Ama ikinci Rosetta’nın uykusu sadece 31 ay sürmüştü. Şimdi o da uyanmış ve insanlık tarihinin bir başka şifresini çözmek için Güneş’ten 540 milyon kilometre uzaklıktaki hedefine doğru ilerlemeye devam etmeye başlamıştı.
Kuyrukluyıldıza gitmek için 2004 yılında fırlatılan uzay aracının adı da Rosetta’ydı...
10 yıl sürecek yolculuğu sırasında enerji kaybetmemesi için 31 ay boyunca uykuya yatırılmıştı.
Aşağıdakiler, aracın uyanıp uyanmayacağından emin değildiler.
Rosetta uyanmıştı ve artık önünde sadece 11 aylık bir yolculuk kalmıştı.
Kuyrukluyıldıza gidecek ve bize kendi hikâyemizi anlatacaktı.
Biz faniler... Nereden geldik ve nereye gidiyoruz...
3 METEORDAKİ BÖCEK FOSİLİ GERÇEK Mİ
4 Mayıs Pazartesi... Almanya’nın Darmstadt şehri... Üzerinde “ESOC” (Avrupa Uzay Operasyon Merkezi) yazılı binaya girerken çok heyecanlıydım.

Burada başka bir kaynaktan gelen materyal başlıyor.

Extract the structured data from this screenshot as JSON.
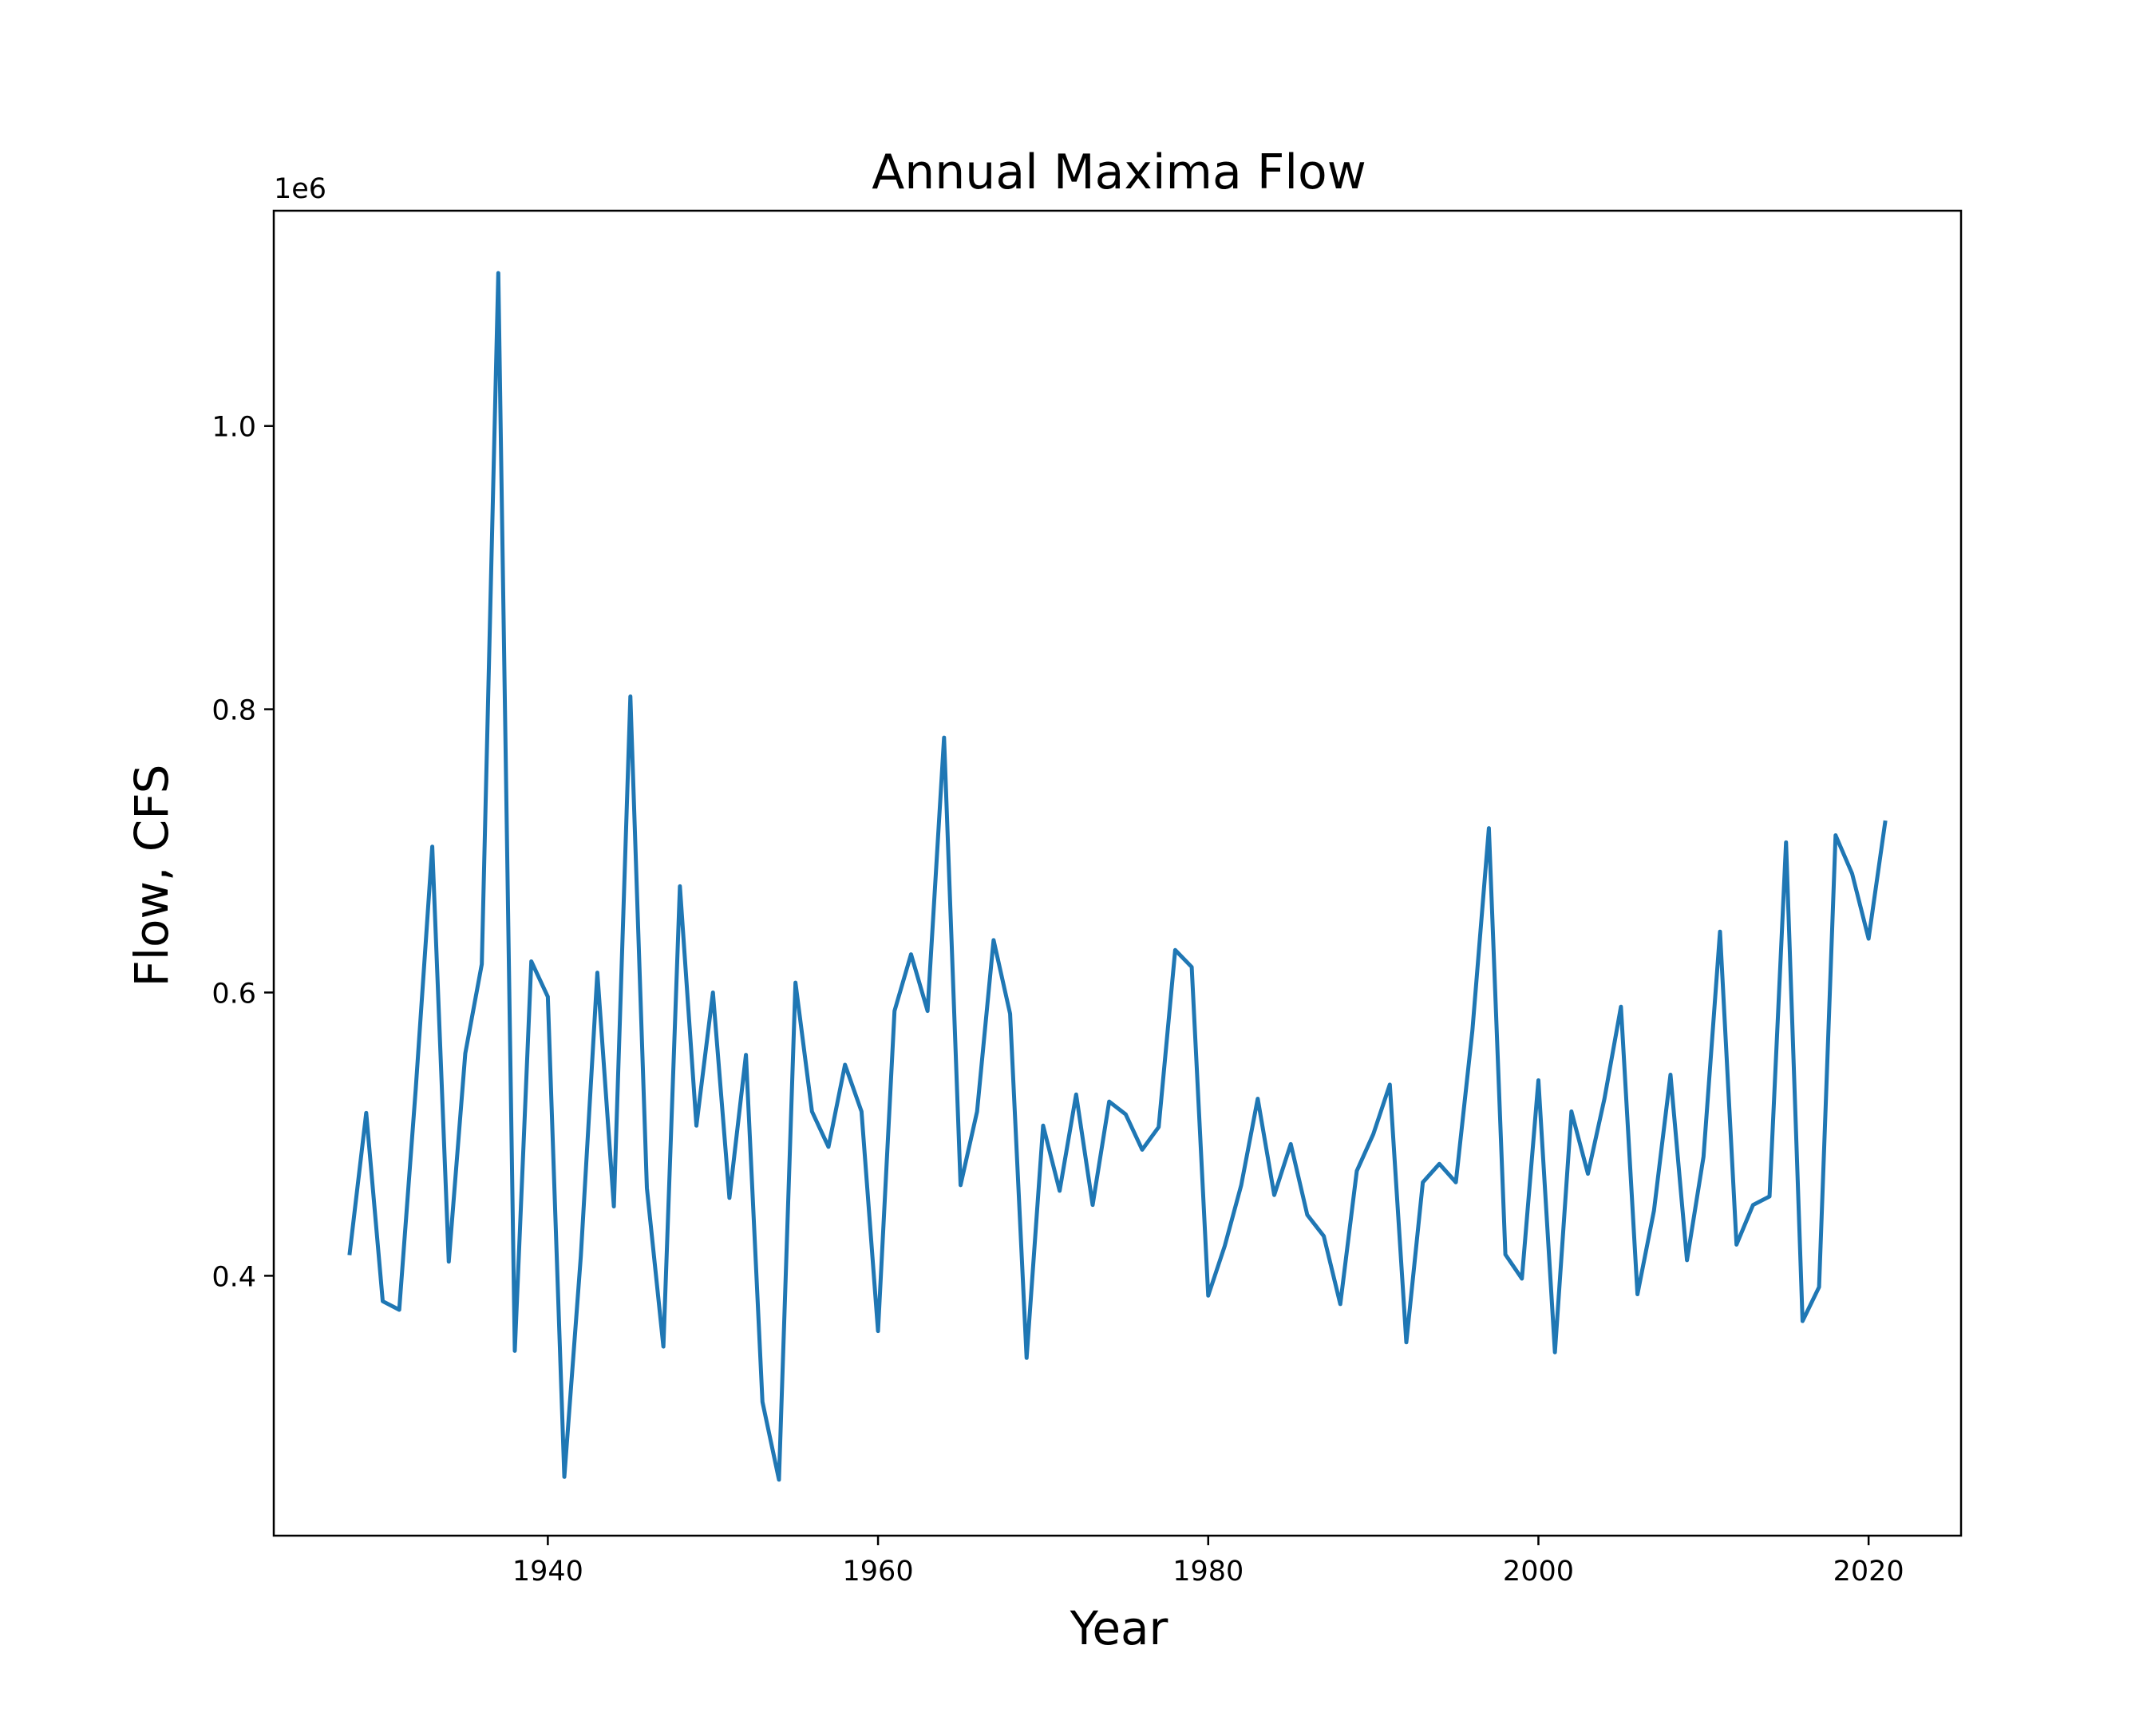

Çünkü, insanlık tarihinde bir kuyrukluyıldızın üzerine ilk uzay aracını indiren insanlarla bir gün geçirecektim. Burası Avrupa’nın NASA’sı sayılan Avrupa Uzay Ajansı’nın 6 ayrı merkezinden biri... Dünyanın en uzun uzay yolculuğunu gerçekleştiren ekibin çalıştığı binayı ötekilerden ayıran bir özelliği yok.

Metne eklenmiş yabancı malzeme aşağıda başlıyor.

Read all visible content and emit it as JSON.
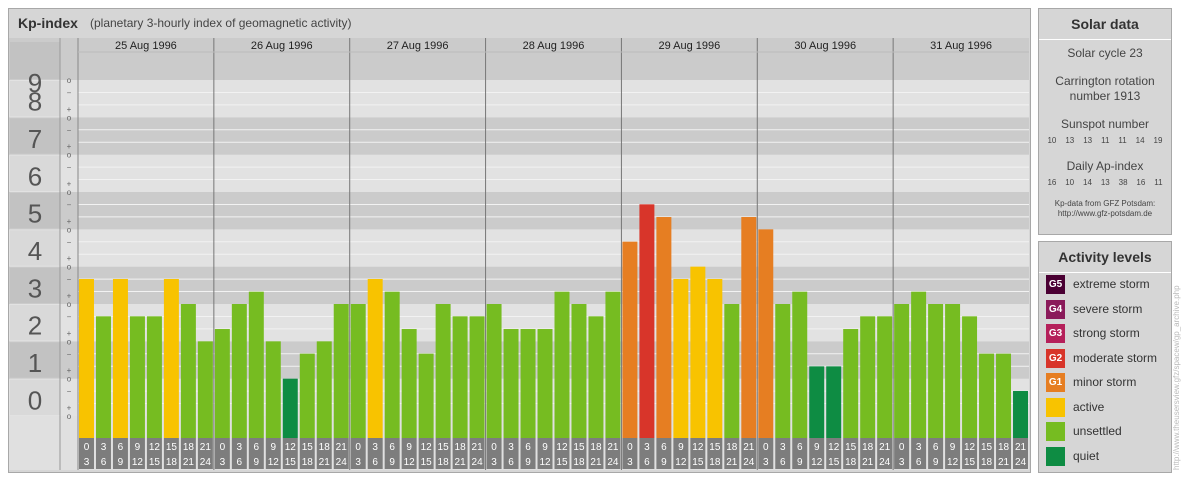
{
  "header": {
    "title": "Kp-index",
    "subtitle": "(planetary 3-hourly index of geomagnetic activity)"
  },
  "solar": {
    "title": "Solar data",
    "cycle": "Solar cycle 23",
    "carrington_line1": "Carrington rotation",
    "carrington_line2": "number 1913",
    "sunspot_label": "Sunspot number",
    "sunspot_values": [
      "10",
      "13",
      "13",
      "11",
      "11",
      "14",
      "19"
    ],
    "ap_label": "Daily Ap-index",
    "ap_values": [
      "16",
      "10",
      "14",
      "13",
      "38",
      "16",
      "11"
    ],
    "source_line1": "Kp-data from  GFZ Potsdam:",
    "source_line2": "http://www.gfz-potsdam.de"
  },
  "activity": {
    "title": "Activity levels",
    "levels": [
      {
        "badge": "G5",
        "label": "extreme storm",
        "color": "#4a0033"
      },
      {
        "badge": "G4",
        "label": "severe storm",
        "color": "#8a1a5a"
      },
      {
        "badge": "G3",
        "label": "strong storm",
        "color": "#b5205a"
      },
      {
        "badge": "G2",
        "label": "moderate storm",
        "color": "#d8352a"
      },
      {
        "badge": "G1",
        "label": "minor storm",
        "color": "#e67e22"
      },
      {
        "badge": "",
        "label": "active",
        "color": "#f8c300"
      },
      {
        "badge": "",
        "label": "unsettled",
        "color": "#76bc21"
      },
      {
        "badge": "",
        "label": "quiet",
        "color": "#0e8c43"
      }
    ]
  },
  "credit": "http://www.theusersview.gfz/spacew/gp_archive.php",
  "chart_data": {
    "type": "bar",
    "title": "Kp-index",
    "ylim": [
      0,
      9
    ],
    "y_ticks": [
      "0",
      "1",
      "2",
      "3",
      "4",
      "5",
      "6",
      "7",
      "8",
      "9"
    ],
    "minor_tick_labels": [
      "o",
      "+",
      "−"
    ],
    "days": [
      "25 Aug 1996",
      "26 Aug 1996",
      "27 Aug 1996",
      "28 Aug 1996",
      "29 Aug 1996",
      "30 Aug 1996",
      "31 Aug 1996"
    ],
    "interval_start": [
      "0",
      "3",
      "6",
      "9",
      "12",
      "15",
      "18",
      "21"
    ],
    "interval_end": [
      "3",
      "6",
      "9",
      "12",
      "15",
      "18",
      "21",
      "24"
    ],
    "thresholds": {
      "minor": 5,
      "moderate": 5.67,
      "active": 3.67,
      "unsettled": 1.67
    },
    "values": [
      3.67,
      2.67,
      3.67,
      2.67,
      2.67,
      3.67,
      3.0,
      2.0,
      2.33,
      3.0,
      3.33,
      2.0,
      1.0,
      1.67,
      2.0,
      3.0,
      3.0,
      3.67,
      3.33,
      2.33,
      1.67,
      3.0,
      2.67,
      2.67,
      3.0,
      2.33,
      2.33,
      2.33,
      3.33,
      3.0,
      2.67,
      3.33,
      4.67,
      5.67,
      5.33,
      3.67,
      4.0,
      3.67,
      3.0,
      5.33,
      5.0,
      3.0,
      3.33,
      1.33,
      1.33,
      2.33,
      2.67,
      2.67,
      3.0,
      3.33,
      3.0,
      3.0,
      2.67,
      1.67,
      1.67,
      0.67
    ]
  }
}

Kapıda, Amerika’yla karşılaştırıldığında çok hafif sayılacak bir güvenlik taramasından sonra binaya giriyorum.
Birazdan karşımda bütün dünyayı şaşkınlığa uğratan Rosetta Misyonu Uçuş Direktörü Sylvain Lodiot oturuyor.
Afrika doğumlu genç bir Fransız. Mühendislik okumuş. Hayatının çoğu dışarıda geçmiş.
Rosetta 2004 yılında yola çıktığında 29 yaşındaymış. Araç 10 yıl sonra komete indiğinde o da 39 yaşına gelmişti.
HER ŞEY 1986’DA HALLEY’in ALTINDA BİR İZDİVAÇLA BAŞLADI
Halley Kuyrukluyıldızı her 75 veya 76 yılda bir dünyadan gözle görülür bir mesafeden geçen kuyrukluyıldızdı. Bir insanın hayatı boyunca iki defa görebileceği tek komet oydu.
İncil’de, Hazreti İsa’nın doğduğu yıl geçtiği iddia edilen kuyrukluyıldızdı. O yüzden Miladi Takvim›in, 0 yılından değil, MÖ 12’nci yıldan başlaması gerektiğini söyleyenler de vardı.
Halley, 1986 yılında dünyaya yakın geçerken, Avrupa Uzay Ajansı’nın uzmanları Halley’i yakından izleme imkânı bulmuşlardı.
O yıl bazı ülkeler Halley’i incelemek üzere araçlar gönderdi. Bunlardan biri, Avrupa Uzay Ajansı’nın gönderdiği “Giotto” isimli araçtı.
Güneş Sistemi’nde bir komete araç gönderme fikri o yıl doğdu.
Aslında çılgın bir projeydi. 540 milyon kilometre uzaklıktaki bir buzulun içinde, hayatın sırrını arayacaklardı. Belki de Dan Brown’ın romanındaki gibi bu buzulun içinde bir böcek fosili bulmayı umut ediyorlardı. Bu misyonu gerçekleştirmek üzere iki araç hazırlandı.
Biri, üzerinde 12 inceleme aleti bulunan çamaşır makinesi büyüklüğünde ve 100 kilo ağırlığında bir araçtı.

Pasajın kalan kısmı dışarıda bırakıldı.